Scala has static methods and statically modifiable state, in a big
way, by having object separate from class. This is death to
testability, as you cannot mock out a call to a static method. Even in
the Noop interpreter, I already have an example [1]. I'm forced to
have an object as my entry point, and would like to have the JVM exit
with the exit code returned from the program I'm running, so I need
System.exit. But I want to test my main, and System.exit will kill the
test runner. So I have to build the mock into the production code. If
you use a third-party scala library, you'll be stuck with that sort of
un-replaceable dependency, and they really hurt when they touch the
boundaries of your program, like parsing options, dealing with I/O,
and so on.
The syntax lends itself to unreadability. If you look at some gnarly
scala code, you'll see nested left-folds with underscore for the
captured variable, or spaces as a DSL where the parity of the number
of words determines the order of method calls. Optional semicolons
where the statement may not continue on the next line, or may mean
something different. All of that stuff feels nice to write, but not as
nice in a code review, or when you're browsing the code trying to spot
where your bug might be hiding. It's reminiscent of obfuscated perl.
We prefer to be explicit with all that stuff. As another example, look
at the problem with relative package names in imports. In Scala 2.8,
there will be two different semantics for the same syntax, to try to
fix the issue with hiding classes that have ambiguous relative parents
with the same name. I think this was to "avoid typing", which I feel
strongly is a tooling problem, not a language problem. "Avoid typing"

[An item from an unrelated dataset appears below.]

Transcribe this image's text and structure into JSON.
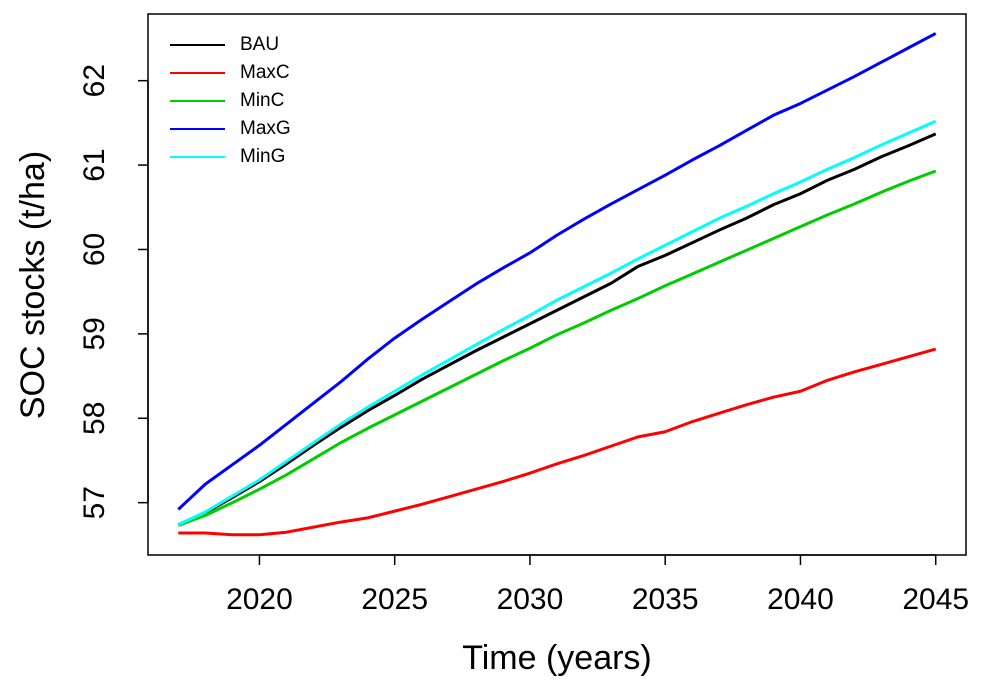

also favors the code writer over the code reader which we think is
backwards.
As to your point about developing something within the Scala ecosystem
that can meet our goals, that's a fair observation. Scala does allow a
great flexibility in how libraries can be used, for a statically typed
language. How do we avoid you falling into the problem with statics,
though? And how does the dependency injector get bootstrapped? I feel
like our library would need to make you code in a non-Scala idiom, and
you'd have to ask your team to remember to use our library all the
time. We might also have to wrap a lot of the standard libraries.